There’s not been a diary entry for a good while, what wth all the other stuff we’ve been doing, so now seemed an opportune time to catch up on things.

Two years since metastatic spread was diagnosed!

24/10/15 — This date marked two years since we had the world-shaking news that my eye melanoma had spread to my liver. It’s one of those milestones by which cancer survivors live :-)

Well, you ask, what have I been up to for these two years? The answer is that I’ve been supporting the hospital car park industry (which makes up nearly half of the UK’s GDP) — I can count nearly forty visits in 2015 alone.
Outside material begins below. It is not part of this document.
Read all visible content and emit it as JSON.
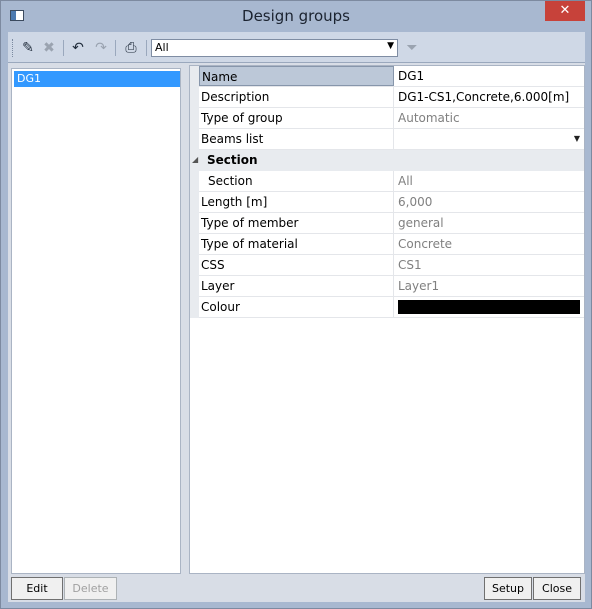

Quarterly scans and 3-weekly infusions of a promising immunotherapy drug called Pembrolizumab mean a significant treatment regime. Throw in visits for blood tests and cancer psychology (an indispensible service offered by the QE) plus a second small liver operation this summer and all its attendant pre- and post- care have made the QE hospital like a second home. Never was this more apparent than when I walked in one day and two random medics approached me on first name terms to chat as I sidled along for a routine appointment — still not sure who they were.

What is my health like now?

Hmmmm…Good question that. It seems that the drugs I’m taking, whilst promising as an anti-cancer drug, may be having some unwanted side effects. My latest blood results showed reduced cortisol and I’ve since had subsequent tests hinting at an endocrine problem; possibly the pituitary gland or thyroid. The upshot is that I’m on steroids for a period whilst this is investigated further. This shouldn’t stop me having the immunotherapy drugs although may involve taking steroids for the long term if any damage is permanent. We’re currently waiting on more tests…

Aside from this — and it isn’t something I’ve actually noticed as symptoms anyway — I’m feeling well and am going about my daily routines as usual: Spending time with Gen & Ted, working full-time, playing football & chess and doing things as normal. There’s always the high risk of the cancer coming back once it’s already spread of course and it’s at the back of our minds at all times. The next scan results will be with us towards the end of November, and waiting for them will be just as scary as it was the first time.